LLLT: Low-level laser therapy is a non-invasive physiotherapy technique that emits low-power lasers or LEDs on the surface of the body. LLLT has a strong analgesic and pain-relieving effect, a bio-modulatory effect on microcirculation, and improves tissue healing and lymphedema.
Ultrasound Therapy: It is a non-invasive and safe form of physical therapy used against various musculoskeletal conditions, including osteoarthritis. Ultrasound therapy provides potential cartilage reparation effects, promotes collagen formation, regulates inflammatory responses, and induces cartilage repair.
Cryotherapy: It is a non-pharmacological intervention to control inflammation, edema, and management of pain. The technique is considered safe, inexpensive, and easy to administer for physiotherapists over patients.

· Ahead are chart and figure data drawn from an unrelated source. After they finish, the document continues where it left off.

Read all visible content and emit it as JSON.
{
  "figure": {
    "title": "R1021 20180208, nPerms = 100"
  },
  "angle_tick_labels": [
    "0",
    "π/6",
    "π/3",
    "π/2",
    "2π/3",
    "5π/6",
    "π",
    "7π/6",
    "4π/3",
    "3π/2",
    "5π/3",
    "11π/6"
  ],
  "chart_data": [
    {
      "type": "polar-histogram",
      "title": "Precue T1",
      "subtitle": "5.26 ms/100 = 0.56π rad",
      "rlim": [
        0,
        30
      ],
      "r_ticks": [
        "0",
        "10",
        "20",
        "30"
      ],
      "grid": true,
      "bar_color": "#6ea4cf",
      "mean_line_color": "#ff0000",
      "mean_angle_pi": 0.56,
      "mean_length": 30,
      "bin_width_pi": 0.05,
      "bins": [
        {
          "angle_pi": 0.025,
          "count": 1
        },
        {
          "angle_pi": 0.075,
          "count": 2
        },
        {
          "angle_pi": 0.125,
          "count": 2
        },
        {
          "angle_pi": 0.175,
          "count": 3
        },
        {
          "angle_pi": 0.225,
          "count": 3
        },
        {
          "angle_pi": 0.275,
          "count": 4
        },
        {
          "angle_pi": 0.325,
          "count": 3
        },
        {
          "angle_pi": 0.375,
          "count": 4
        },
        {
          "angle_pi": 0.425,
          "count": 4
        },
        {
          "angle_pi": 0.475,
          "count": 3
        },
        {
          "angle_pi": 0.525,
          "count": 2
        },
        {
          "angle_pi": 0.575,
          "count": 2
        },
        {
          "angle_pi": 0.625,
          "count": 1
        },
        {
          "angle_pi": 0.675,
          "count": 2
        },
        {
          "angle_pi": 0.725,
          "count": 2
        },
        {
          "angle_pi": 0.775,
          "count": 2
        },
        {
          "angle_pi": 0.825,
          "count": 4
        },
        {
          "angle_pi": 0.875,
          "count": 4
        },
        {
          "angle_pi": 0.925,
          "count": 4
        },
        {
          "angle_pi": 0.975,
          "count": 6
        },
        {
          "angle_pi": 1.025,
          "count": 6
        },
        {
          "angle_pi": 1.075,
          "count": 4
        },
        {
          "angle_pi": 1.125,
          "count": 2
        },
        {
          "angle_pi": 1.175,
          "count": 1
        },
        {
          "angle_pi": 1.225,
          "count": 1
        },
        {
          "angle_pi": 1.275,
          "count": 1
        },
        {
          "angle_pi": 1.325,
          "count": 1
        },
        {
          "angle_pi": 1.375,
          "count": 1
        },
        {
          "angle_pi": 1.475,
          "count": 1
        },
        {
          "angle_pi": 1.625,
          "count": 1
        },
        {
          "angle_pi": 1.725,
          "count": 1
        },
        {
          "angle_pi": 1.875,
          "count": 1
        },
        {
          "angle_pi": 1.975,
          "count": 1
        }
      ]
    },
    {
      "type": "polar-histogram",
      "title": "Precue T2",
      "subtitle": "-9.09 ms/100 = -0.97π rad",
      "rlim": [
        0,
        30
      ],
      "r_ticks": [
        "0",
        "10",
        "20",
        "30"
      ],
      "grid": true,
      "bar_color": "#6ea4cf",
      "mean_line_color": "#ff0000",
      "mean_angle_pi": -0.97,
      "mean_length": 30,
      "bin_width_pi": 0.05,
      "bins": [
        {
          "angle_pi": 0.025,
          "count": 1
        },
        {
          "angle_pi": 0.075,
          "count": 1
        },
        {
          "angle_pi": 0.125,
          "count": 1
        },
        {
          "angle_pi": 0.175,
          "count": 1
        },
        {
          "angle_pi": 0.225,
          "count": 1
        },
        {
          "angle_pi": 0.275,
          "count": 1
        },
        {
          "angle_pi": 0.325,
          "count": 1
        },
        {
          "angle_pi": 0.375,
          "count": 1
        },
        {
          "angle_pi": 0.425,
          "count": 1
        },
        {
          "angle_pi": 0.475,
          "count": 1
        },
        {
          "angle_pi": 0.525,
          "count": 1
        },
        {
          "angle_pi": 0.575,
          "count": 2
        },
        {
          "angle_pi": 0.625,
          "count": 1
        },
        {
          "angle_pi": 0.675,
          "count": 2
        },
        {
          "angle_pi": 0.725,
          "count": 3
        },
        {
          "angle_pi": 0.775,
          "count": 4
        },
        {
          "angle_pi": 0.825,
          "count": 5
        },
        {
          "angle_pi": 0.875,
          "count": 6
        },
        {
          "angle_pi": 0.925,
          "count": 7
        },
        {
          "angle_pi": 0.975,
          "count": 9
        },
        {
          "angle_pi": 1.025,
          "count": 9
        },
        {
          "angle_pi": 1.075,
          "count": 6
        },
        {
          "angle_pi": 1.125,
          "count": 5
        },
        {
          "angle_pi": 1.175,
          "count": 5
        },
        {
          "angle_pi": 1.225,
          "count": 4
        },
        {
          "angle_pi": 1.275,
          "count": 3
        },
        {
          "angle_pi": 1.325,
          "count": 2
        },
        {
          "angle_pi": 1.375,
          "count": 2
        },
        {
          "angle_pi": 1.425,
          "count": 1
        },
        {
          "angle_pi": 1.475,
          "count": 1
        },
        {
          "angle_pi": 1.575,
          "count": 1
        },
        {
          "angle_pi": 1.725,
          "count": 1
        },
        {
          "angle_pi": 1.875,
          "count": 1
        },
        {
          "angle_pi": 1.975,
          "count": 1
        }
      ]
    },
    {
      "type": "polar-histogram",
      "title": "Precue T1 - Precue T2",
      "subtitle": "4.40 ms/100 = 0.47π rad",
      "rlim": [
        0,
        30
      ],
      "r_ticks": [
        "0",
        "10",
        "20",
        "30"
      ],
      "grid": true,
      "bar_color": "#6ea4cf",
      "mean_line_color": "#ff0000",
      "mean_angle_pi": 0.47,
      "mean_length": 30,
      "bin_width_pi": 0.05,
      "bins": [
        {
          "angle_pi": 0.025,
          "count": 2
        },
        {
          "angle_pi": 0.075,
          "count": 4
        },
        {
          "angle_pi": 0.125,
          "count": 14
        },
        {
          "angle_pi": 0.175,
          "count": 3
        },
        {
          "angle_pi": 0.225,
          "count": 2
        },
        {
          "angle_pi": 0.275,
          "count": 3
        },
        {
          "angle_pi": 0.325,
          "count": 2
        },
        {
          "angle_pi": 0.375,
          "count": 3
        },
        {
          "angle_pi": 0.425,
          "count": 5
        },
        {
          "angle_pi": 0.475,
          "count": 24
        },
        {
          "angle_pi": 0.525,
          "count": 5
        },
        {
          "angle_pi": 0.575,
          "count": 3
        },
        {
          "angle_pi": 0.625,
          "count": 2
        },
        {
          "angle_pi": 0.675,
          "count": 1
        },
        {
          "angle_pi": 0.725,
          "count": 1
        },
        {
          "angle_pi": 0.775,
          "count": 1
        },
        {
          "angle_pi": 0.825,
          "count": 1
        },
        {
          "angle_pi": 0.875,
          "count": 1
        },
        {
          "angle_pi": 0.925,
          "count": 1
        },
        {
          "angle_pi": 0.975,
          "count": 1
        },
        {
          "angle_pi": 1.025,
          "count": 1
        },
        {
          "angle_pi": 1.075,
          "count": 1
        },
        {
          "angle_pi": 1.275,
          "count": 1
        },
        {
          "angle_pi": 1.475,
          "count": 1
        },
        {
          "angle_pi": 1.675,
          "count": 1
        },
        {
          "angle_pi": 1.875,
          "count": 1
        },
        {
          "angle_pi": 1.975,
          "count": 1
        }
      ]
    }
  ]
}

Visco-supplementation with Hyaluronic acid products is being practiced worldwide to protect articular cartilage in the synovial joints, control the pain, and stimulate joint tissues.
Conclusion
Knee, hip, or hand arthritis can develop as a result of old age or due to any systematic underlying condition. Although osteoarthritis is often considered a disease of the elderly, there have been reported cases of juvenile cases. Through several studies and experiments, it has been crystal clear that physical therapy has been greatly appreciated by patients in improving their quality of life. Hence, ideally, a multimodal approach has proven to have the greatest life-altering effect on the patient's condition.